Ciddiydim ve korkmuyordum
“İnanamadım abi..” dedi. Ben de inanamadım. Kontrol etmem, denemem lazımdı inanmam için –şüpheciliğim sağolsun. Neredeyse iki saattir bana boks öven işyeri komşumu “hı hı..” diye geçiştireyim derken söyledikleri ilgimi çekmeye başladı. Çünkü kış geldi ve ne yaparsak yapalım kapalı spor salonlarından başka yerde form tutma şansımız pek yok. Crossfit, bisiklet, koşu bantı, ağırlık, o bu derken bir süre sonra sırf o güzel endorfin hazzını yeniden yakalamak için salonlara koşuyoruz. Evet böyle bir erkek tipi var: Biz.
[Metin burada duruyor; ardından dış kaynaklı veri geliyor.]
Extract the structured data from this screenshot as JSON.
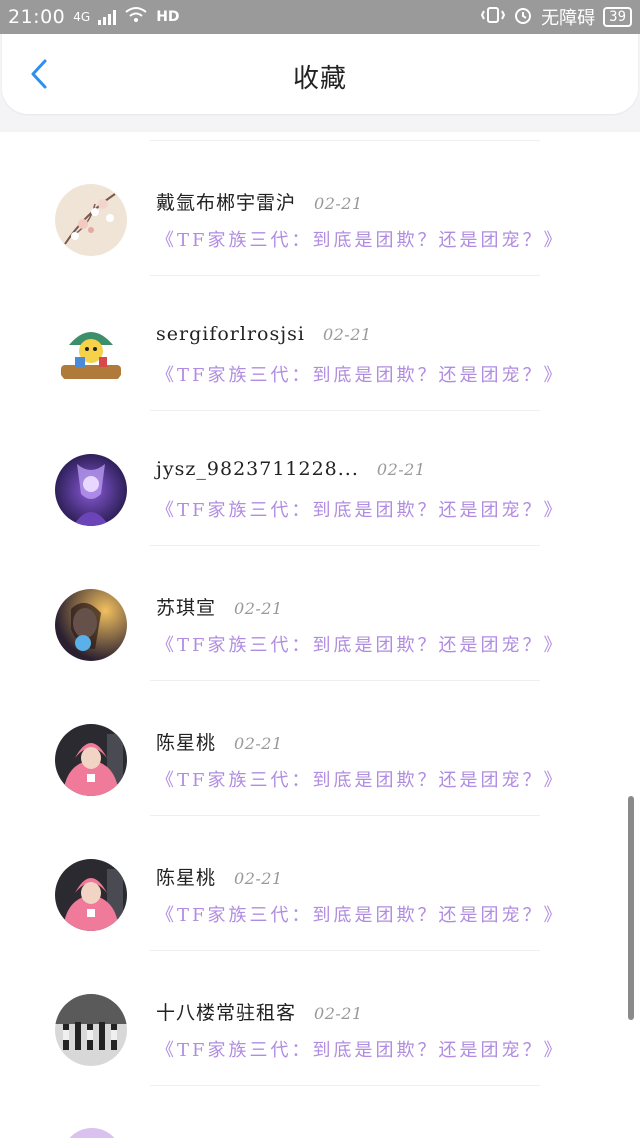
{
  "status_bar": {
    "time": "21:00",
    "network": "4G",
    "hd": "HD",
    "carrier": "无障碍",
    "battery": "39"
  },
  "header": {
    "title": "收藏",
    "back_icon": "chevron-left-icon"
  },
  "items": [
    {
      "name": "戴氩布郴宇雷沪",
      "date": "02-21",
      "quote": "《TF家族三代：到底是团欺？还是团宠？》",
      "avatar": "flowers-painting"
    },
    {
      "name": "sergiforlrosjsi",
      "date": "02-21",
      "quote": "《TF家族三代：到底是团欺？还是团宠？》",
      "avatar": "cartoon-clown"
    },
    {
      "name": "jysz_9823711228...",
      "date": "02-21",
      "quote": "《TF家族三代：到底是团欺？还是团宠？》",
      "avatar": "purple-anime"
    },
    {
      "name": "苏琪宣",
      "date": "02-21",
      "quote": "《TF家族三代：到底是团欺？还是团宠？》",
      "avatar": "girl-portrait"
    },
    {
      "name": "陈星桃",
      "date": "02-21",
      "quote": "《TF家族三代：到底是团欺？还是团宠？》",
      "avatar": "pink-hoodie"
    },
    {
      "name": "陈星桃",
      "date": "02-21",
      "quote": "《TF家族三代：到底是团欺？还是团宠？》",
      "avatar": "pink-hoodie"
    },
    {
      "name": "十八楼常驻租客",
      "date": "02-21",
      "quote": "《TF家族三代：到底是团欺？还是团宠？》",
      "avatar": "group-dance"
    }
  ]
}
Şimdi arkadaşın anlattığına göre boksun kardiyo, dayanıklılık, koordinasyon ve agresiflik puanları crossfiti de geride bırakıyormuş ve belalı sporlar arasında 1 numaraymış. Ayrıca en iyi vücut şekillendiren spor boksmuş. Ben “hadi ya?” dedikçe adam coştu; insan boks sayesinde kilosuna bağlı olarak saatte 500 ya da 1000 kalori yakabiliyormuş. Falan filan… “Ama abi bildiğin ringi olan boks salonuna gitmen gerekiyor” lafına kadar gayet ikna olmuştum. Sonra aklıma bir köşede ip atlayan, diğer köşede kum torbası yumruklayan, ringde birbirlerinin kötü esprilerine gülen terli film klişeleri geldi. “Ya saçmalama onlar filmlerde oluyor, ama ter konusunda çok büyük hayallerin olmasın” dedi. Kadın boksçular da var mı diye sorduğumda da nedense kahkaha attı.
Haftaya kendi salonuna götürecek beni, koçuyla tanıştıracak. Defalarca uyardı beni, “Koç ciddi adamdır, Rocky esprileri yaparsan bedensel sağlığını garanti edemem abi” dedi. Kendi eldivenimi getirecekmişim. Ben de içimden peki dedim, ne de olsa Rocky’nin dediği gibi, “Kimse hayat kadar sert vuramaz”dı. Korkmuyordum.